Le préfet de la Corréze a décidé de son placement en rétention administrative le 3 avril 2025.

Par requête reçue au greffe du juge des libertés et de la détention du tribunal judiciaire de Bordeaux le 6 avril 2025 à 14h01 à laquelle il convient de se rapporter pour l'exposé des moyens, M. le Préfet de la Corrèze a sollicité du juge des libertés et de la détention, au visa des articles L.742-1 à L. 742-3 du code de l'entrée et du séjour des étrangers et du droit d'asile la prolongation de la rétention administrative pour une durée maximale de 26 jours.

Il soutient que M. [J] ne présente pas de document d'identité ou de voyage, qu'il ne justifie ni d'une résidence effective et permanente, ni d'une source de revenus licites et qu'il représente une menace grave pour l'ordre public au regard des 5 condamnations pénales dont il a fait l'objet depuis 2004 et précise que les autorités algériennes ont été sollicitées dès le 3 avril 2025 aux fins de délivrance d'un1aissez-passer consulaire.

Parallèlement, M. [J] a saisi le juge aux fins de contester la régularité de l'arrêté de rétention administrative dont il a été l'objet par requête du 6 avril 2025 à 17h39.

Par ordonnance en date du 7 avril 2025 rendue à 15h45, le juge du tribunal judiciaire de Bordeaux a ordonné la jonction des procédures, et déclaré irrégulière la procédure de placement en rétention administrative au motif d'une interpellation déloyale.

Par requête enregistrée au greffe de la cour d'appel le 8 avril 2025 à 15h00 le préfet de la Correze sollicite l'infirmation de l'ordonnance et que la rétention administrative de M. [J] soit prolongé de 26 jours. Il soutient que l'interpellation ne peut être considérée comme déloyale quand M. [J] a pris seul rendez-vous sans qu'une convocation soit envoyée et qu'en tout état de cause, il a fait preuve de mauvaise foi en tentant de faire régulariser sa situation alors que l'arrêté d'expulsion venait de lui être notifié.

M. [J] sollicite la confirmation de la décision déférée, sous le bénéfice de l'aide juridictionnelle provisoire ainsi que le paiement par la préfecture de la somme de 2.000 euros au titre des frais irrépétibles.

A l'audience, le représentant de la Préfecture réitère les éléments contenus dans sa décaration d'appel.

M. [J] ne s'est pas présenté.

Motifs de la décision

1/ Sur la recevabilité de l'appel

Effectué dans les délais et motivé, l'appel est recevable.

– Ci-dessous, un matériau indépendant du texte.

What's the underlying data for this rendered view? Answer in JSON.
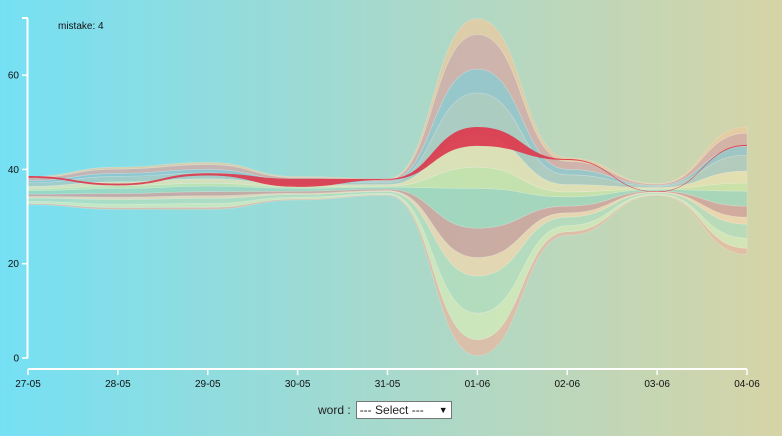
{
  "chart_data": {
    "type": "area",
    "annotation": "mistake: 4",
    "x": [
      "27-05",
      "28-05",
      "29-05",
      "30-05",
      "31-05",
      "01-06",
      "02-06",
      "03-06",
      "04-06"
    ],
    "yticks": [
      0,
      20,
      40,
      60
    ],
    "ylim": [
      0,
      70
    ],
    "lower_envelope": [
      32.5,
      31.5,
      31.5,
      33.5,
      34.5,
      0.5,
      26,
      34.5,
      22
    ],
    "upper_envelope": [
      38.5,
      40.5,
      41.5,
      38.5,
      38,
      72,
      42.5,
      37,
      49
    ],
    "highlight_series": {
      "bottom": [
        38.2,
        36.6,
        38.7,
        36.3,
        37.8,
        45.0,
        42.0,
        35.2,
        45.0
      ],
      "top": [
        38.6,
        37.0,
        39.2,
        38.0,
        38.0,
        49.0,
        42.2,
        35.3,
        45.2
      ]
    },
    "grid": false,
    "xlabel": "",
    "ylabel": "",
    "colors": [
      "#e5b9a3",
      "#d4e9b9",
      "#b4dcbd",
      "#f0d6ae",
      "#cf9f9a",
      "#9ed6bd",
      "#c8e4a8",
      "#e7e2b4",
      "#a9c8c0",
      "#8fc1cc",
      "#d5a9a5",
      "#e9c9a0"
    ],
    "highlight_color": "#dc3a4e"
  },
  "controls": {
    "label": "word :",
    "select_value": "--- Select ---",
    "arrow_icon": "▼"
  }
}
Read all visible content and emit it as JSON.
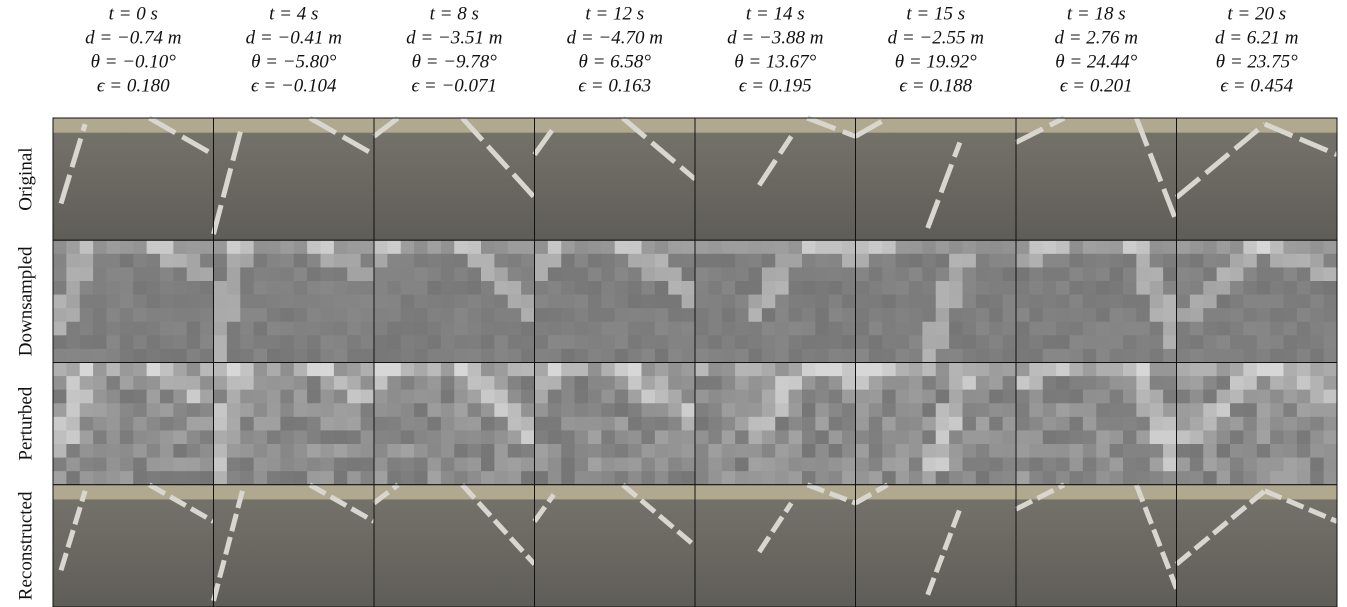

2/ Sur la contestation de l'arrêté de placement en rétention administrative

- Sur le caractère déloyal de son interpellation

Il résulte des articles 5, § 1, f), de la Convention de sauvegarde des droits de l'homme et des libertés fondamentales et L. 741-10 du code de l'entrée et du séjour des étrangers et du droit d'asile (CESEDA) qu'est irrégulier le placement en rétention administrative d'un étranger lorsqu'il a été procédé, dans les locaux de la préfecture, à son interpellation de manière déloyale au regard de l'objet de sa convocation.